Climate change - the greatest threat to our native salmonids
Climate change is the major, overarching threat affecting salmonids in California. It is considered a critical or high threat for 27 of 31 species (87%). It is considered a low threat to only one species, the Coastal Rainbow trout.The majority of salmonid species in California is currently facing, or is likely to face, extinction from climate change if present trends continue. The main effects of a warming climate on California salmonids are:
1. LACK OF COLD WATER
Salmon, steelhead, and trout in California rely on cold, clean water to survive. Climate change is likely to reduce availability and access to cold water for salmonids in California through increasing average air temperatures and decreasing precipitation. In general, dry areas are likely to become drier, while wet areas are likely to get wetter. Particularly at higher elevations in California, precipitation is likely to fall as rain rather than snow, reducing overall snowpack and the critical snowmelt that provides cold water year-round to California’s salmonid species.
2. LOW AND VARIABLE STREAMFLOWS
Earlier runoff during the spring is anticipated, causing prolonged periods of low streamflows during summer and early fall. Variability in weather will also increase, causing more frequent, prolonged drought and high intensity storm events. Higher magnitude winter floods, reductions in annual streamflow, and broad declines in cold water habitat for fishes are already occurring, with increasing rates of these changes anticipated.
3. CONSTRICTED HABITAT
All salmonids require thermal refuge areas, diverse habitats, and broad ranges to persist in the face of climate change.
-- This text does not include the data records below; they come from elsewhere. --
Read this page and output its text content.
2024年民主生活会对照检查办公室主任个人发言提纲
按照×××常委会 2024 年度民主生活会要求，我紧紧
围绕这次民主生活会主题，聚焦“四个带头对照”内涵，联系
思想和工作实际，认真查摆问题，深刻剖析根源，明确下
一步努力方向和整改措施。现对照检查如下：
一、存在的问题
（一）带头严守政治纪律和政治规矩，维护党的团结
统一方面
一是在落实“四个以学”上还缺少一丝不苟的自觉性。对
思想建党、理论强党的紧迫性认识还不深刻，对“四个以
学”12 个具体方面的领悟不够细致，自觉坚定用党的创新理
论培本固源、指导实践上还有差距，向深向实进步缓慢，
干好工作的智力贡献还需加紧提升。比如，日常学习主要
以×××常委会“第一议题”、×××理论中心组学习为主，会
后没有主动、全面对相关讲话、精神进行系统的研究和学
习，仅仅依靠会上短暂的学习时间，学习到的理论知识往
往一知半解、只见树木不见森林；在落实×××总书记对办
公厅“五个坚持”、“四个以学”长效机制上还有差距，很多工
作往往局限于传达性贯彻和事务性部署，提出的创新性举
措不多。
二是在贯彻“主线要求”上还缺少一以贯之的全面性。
Species with very limited ranges, such as Eagle Lake Rainbow trout, and those that over summer in freshwater waiting to spawn, such as spring-run Chinook salmon and summer steelhead, are most susceptible to climate change because they are least able to access these refuge areas, which are largely inaccessible behind dams, diversions, and waterfalls.
4. REDUCED HABITAT SUITABILITY AND SURVIVAL
As temperatures increase and streamflow regimes change, habitats become less suitable for native salmonids and invasive species tend to thrive. Alterations in the amount and timing of streamflows reduces the survival of all juvenile salmonids. In the Pacific Ocean, sea surface temperatures are likely to increase, making ocean habitats less suitable for growth and survival of salmon and steelhead in the future.
5. FOOD WEB ALTERATION
In the Pacific Ocean, climate change is likely to reduce the powerful upwelling of the California Current, which drives primary productivity and supports the entire food web for all marine life, including anadromous fishes. Increased ocean acidification is also likely to impact ocean productivity.
6. RISING SEA LEVELS
Rising sea levels are likely to inundate and degrade important estuarine and lagoon habitats, historically critical components of the juvenile salmon and steelhead life cycle.
Salmon, steelhead, and trout have adapted to a wide variety of climatic conditions in the past, and could likely survive substantial changes to climate in the absence of other human-caused stressors. By taking actions to reduce the threats identified in this report, allowing salmonid species access to a variety of high-quality habitats at appropriate times, and increasing population abundance, species resilience to climate change can be improved.
Human impact on our native salmonids
The population of California is approaching 40 million people. We live in a highly altered natural environment. As such, the human impact on the state’s salmonids were important to include in the SOS II report because:
1. California’s salmonids can adapt to natural environmental change, but that ability is limited when faced with these human-induced threats.
2. Human-caused threats limit the long-term viability of salmonid populations by decreasing their resilience to change.
3. Determining which threats have the greatest impact on species can help to target conservation and restoration efforts, providing a roadmap for a return to resilience.
The top three human-caused threats, after climate change, vary by anadromous and inland species as would be expected given their different life histories. The top threats to anadromous species are overwhelmingly estuary alteration, major dams, and agriculture, while inland species face threats from alien species, fire, and hatcheries.